[The Apology to Australia’s Indigenous Peoples] emphasised that all Australians are equally entitled to respect, and that the Government is responsible for ensuring that all Australians are treated equally regardless of their race and history, writes ANDY HAMILTON SJ.

The Anniversary of the Apology to Australia’s Indigenous Peoples focuses on what it says about the place of Indigenous Australians in the land in which they were the first peoples. The Apology seemed to mark a new beginning of the relationship. This hope has been disappointed in the conduct of the Referendum about the Voice to Parliament and the treatment of Indigenous children in the nations’ justice systems. The failure affects personally many people working at Jesuit Social Services and young people with whom we work.
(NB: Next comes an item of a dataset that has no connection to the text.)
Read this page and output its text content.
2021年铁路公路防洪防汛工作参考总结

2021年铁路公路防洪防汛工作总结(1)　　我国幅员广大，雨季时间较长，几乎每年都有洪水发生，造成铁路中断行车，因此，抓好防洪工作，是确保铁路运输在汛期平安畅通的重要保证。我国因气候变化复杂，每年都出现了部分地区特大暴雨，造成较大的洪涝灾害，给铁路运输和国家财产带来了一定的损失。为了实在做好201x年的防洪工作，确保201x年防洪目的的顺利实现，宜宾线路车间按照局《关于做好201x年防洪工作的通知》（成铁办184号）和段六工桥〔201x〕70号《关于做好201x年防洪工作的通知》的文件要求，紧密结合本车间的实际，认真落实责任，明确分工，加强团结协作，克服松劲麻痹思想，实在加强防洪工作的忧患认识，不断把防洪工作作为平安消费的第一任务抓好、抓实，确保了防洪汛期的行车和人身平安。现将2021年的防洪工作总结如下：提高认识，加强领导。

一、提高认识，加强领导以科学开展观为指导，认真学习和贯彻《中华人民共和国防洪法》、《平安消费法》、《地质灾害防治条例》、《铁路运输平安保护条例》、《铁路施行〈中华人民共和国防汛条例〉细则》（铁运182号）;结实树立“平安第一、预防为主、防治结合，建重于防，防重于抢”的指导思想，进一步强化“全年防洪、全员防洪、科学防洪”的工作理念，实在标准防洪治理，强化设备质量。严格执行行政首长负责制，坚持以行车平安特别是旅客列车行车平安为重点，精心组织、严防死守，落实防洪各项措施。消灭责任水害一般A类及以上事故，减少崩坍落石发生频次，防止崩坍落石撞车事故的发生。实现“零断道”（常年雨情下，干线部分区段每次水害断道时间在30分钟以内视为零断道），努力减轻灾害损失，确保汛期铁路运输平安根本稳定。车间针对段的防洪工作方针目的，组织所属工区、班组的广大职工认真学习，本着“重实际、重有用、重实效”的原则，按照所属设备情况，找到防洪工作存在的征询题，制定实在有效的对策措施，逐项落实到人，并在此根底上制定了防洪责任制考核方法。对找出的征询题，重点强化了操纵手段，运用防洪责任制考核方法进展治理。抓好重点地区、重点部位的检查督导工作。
This year the Apology is relevant even more broadly to Australian life. It represents a decent and respectful shaping of relationships between Australians at a time when that decency is under threat. In much public conversation people do not speak to one another but shout at one another. In social media respect is often surrendered to abuse, the search for common ground to polarisation, and respect to contempt, reaching out to cancelling. Conversation is a form of war, complete with masks, hateful slogans and the edge of violence. Hatred can express itself in destroying property and in killing, as in Bondi. Political exchanges are directed not at truth and justice but at embarrassing opponents, not at finding common ground but at winning  a battle.

The conduct of the Apology speaks to the challenges facing us today. It was not a shouting match about Indigenous issues but a deeply respectful conversation between representatives of the Australian nation and Indigenous representatives. The Prime Minister made the Apology in person to representatives of the Stolen Generations. He was supported by the Leader of the Opposition Party. In doing so he emphasised that all Australians are equally entitled to respect, and that the Government is responsible for ensuring  that all Australians are treated equally regardless of their race and history. The Apology also recognised that Indigenous Australians have a special place in Australia as the first peoples. They are not the objects of Australian policy but persons who are agents in their own lives.

The dignity, respect and recognition of the shameful truth of the Australian treatment of Indigenous Australians were embodied in the Apology. They need to be kept in mind both in negotiating the relationship between Indigenous and other Australians and in responding to the social fragmentation evident in public life today.  It needs to be enshrined in public life, in the day-to-day conduct of politics, and in our hearts.